Question

The classic Millikan oil-drop experiment was the first to obtain an accurate measurement of the charge on an electron. In it, oil drops were suspended against the gravitational force by a vertical electric field.
Consider an oil drop with a weight of 2.5 x 10⁻¹⁴ N, if the drop has a single excess electron, find the magnitude (in N/C) of the electric field needed to balance its weight.
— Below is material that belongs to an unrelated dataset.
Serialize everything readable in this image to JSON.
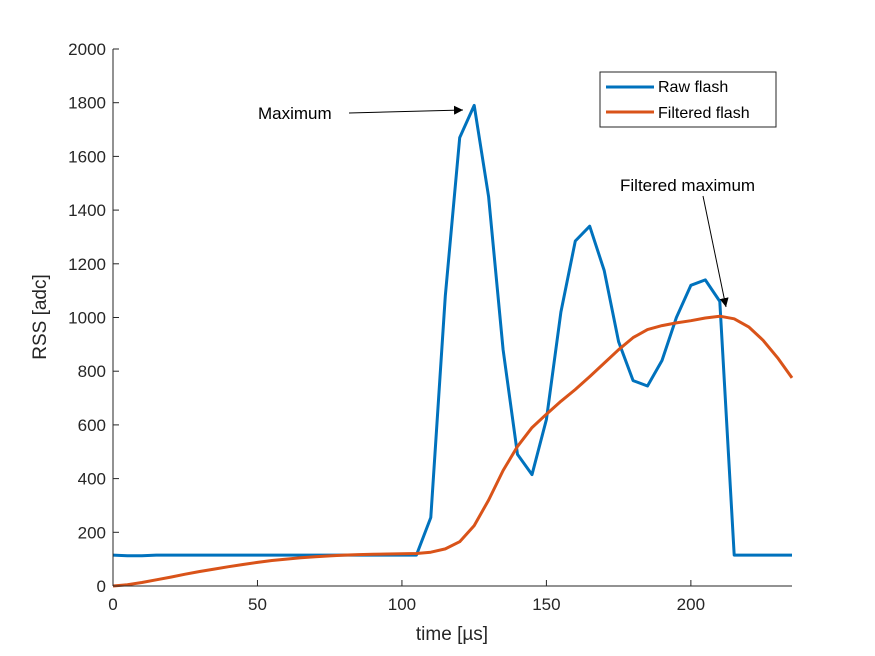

Your should round your answer to an integer, indicate only the number, do not include the unit.

Answer 1

Answer:

156250 N/C

Explanation:

weight of drop, W = 2.5 x 10^-14 N

charge of drop, q = 1.6 x 10^-19 C

Let the electric field is E.

Weight is balanced by the electrostatic force

W = qE

2.5 x 10^-14 = 1.6 x 10^-19 x E

E = 156250 N/C

Answer 2

Answer:

$1.56\times 10^5 N/C$        

Explanation:

The electric field that will balance the weight of the oil drop can be calculated using the following:

electric force, F = e E ( where, e is the charge of an electron and E is the electric field)

weight, W = 2.5 ×10⁻¹⁴ N

e E = W

$E =\frac{W}{e}$

Substitute the values:

$E =\frac{ 2.5 \times 10^{-14} N}{1.6\times10^{-19}C}= 1.56\times 10^5 N/C$